Julio Gómez Biedma, En otros mundos
Uma das coisas que o êxito político do PAN (Partido das
Pessoas, Animais e Natureza) torna manifesta, apesar de não ser tema de
reflexão, é o fim da cosmovisão cristã nas sociedades actuais. Desde os séculos
XV e XVI que essa cosmovisão está sob cerrado ataque. No entanto, durante muito
tempo, esse ataque concentrou-se apenas na secularização dos grandes valores
cristãos.
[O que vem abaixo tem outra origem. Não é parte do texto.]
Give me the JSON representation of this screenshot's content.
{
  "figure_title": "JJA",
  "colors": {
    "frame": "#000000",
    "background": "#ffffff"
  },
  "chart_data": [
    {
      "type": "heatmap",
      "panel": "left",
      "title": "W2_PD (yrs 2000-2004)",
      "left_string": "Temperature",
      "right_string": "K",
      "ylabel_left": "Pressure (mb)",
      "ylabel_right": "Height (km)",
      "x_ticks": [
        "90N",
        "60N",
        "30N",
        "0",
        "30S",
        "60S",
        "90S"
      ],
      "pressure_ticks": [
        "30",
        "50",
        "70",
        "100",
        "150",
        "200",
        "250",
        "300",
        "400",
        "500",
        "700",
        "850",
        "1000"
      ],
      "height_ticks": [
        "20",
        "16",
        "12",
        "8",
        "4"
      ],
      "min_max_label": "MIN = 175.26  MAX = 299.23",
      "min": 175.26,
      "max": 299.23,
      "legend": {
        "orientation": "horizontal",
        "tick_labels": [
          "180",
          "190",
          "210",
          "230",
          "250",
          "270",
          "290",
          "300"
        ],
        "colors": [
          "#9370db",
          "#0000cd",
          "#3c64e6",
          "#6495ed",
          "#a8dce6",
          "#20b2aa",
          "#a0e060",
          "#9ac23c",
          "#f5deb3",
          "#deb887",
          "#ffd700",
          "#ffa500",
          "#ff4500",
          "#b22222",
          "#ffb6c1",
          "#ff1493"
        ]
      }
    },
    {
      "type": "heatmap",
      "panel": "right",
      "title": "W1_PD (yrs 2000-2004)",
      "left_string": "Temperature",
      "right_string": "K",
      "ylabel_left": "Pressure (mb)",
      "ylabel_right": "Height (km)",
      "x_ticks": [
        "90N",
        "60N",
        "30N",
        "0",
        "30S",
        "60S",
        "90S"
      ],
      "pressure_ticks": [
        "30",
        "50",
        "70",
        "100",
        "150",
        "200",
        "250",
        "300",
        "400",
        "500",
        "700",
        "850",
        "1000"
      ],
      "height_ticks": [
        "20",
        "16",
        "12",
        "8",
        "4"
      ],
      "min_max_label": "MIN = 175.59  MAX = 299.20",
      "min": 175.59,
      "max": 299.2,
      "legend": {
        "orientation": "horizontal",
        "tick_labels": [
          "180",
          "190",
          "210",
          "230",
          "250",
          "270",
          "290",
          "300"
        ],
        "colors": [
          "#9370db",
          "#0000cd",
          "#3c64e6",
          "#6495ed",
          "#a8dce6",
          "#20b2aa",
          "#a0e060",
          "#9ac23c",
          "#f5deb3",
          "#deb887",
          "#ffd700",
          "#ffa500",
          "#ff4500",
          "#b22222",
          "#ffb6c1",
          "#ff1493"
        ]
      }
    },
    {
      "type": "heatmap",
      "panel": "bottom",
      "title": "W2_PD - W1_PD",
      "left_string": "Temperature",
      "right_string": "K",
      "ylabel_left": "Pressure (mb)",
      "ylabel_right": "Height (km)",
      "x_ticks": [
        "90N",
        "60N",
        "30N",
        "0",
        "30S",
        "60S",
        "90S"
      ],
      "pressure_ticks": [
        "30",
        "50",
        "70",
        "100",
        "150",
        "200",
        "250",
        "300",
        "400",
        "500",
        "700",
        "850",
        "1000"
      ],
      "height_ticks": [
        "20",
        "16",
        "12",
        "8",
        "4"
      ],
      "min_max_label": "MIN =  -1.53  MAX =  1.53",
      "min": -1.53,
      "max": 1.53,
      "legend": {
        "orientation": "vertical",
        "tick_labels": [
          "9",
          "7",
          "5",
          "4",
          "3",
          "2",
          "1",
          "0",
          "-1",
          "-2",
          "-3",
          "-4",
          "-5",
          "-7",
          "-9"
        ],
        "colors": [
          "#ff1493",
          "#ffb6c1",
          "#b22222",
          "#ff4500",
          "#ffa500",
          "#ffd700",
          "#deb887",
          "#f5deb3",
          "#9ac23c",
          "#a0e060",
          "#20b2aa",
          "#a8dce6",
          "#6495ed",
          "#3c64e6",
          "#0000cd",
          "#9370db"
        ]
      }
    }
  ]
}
Nas diversas doutrinas dos direitos humanos, ainda se sente a
influência de uma cultura onde os homens foram criados à imagem e
semelhança de Deus, onde Deus, feito homem, morreu pela salvação da humanidade. Mesmo numa ideologia aparentemente tão antagónica ao cristianismo como o comunismo se ouve o ressoar nítido dos valores cristãos.
Não há nada de mais anticristão do que essa linha de
continuidade “pessoas, animais, natureza” presente na própria designação do PAN. Se o cristianismo mostra alguma coisa,
essa é que o homem não é um ser natural. A permeabilidade da sociedade a
ideologias que não compreendem já uma linha de ruptura entre o homem e as
outras espécies significa que ela deixou já de ser – ou está prestes a deixar
de ser – culturalmente cristã, mesmo que de forma secularizada. A atracção que o PAN exerce não é uma coisa
inócua. Nela revela-se algo de novo. Não se trata de um neopaganismo como, por
vezes, se pensa, pois os deuses pagãos são um sinal da descontinuidade entre o
homem e os outros animais. Trata-se antes de algo que ainda não compreendemos e
muito menos conseguimos avaliar as consequências políticas e civilizacionais.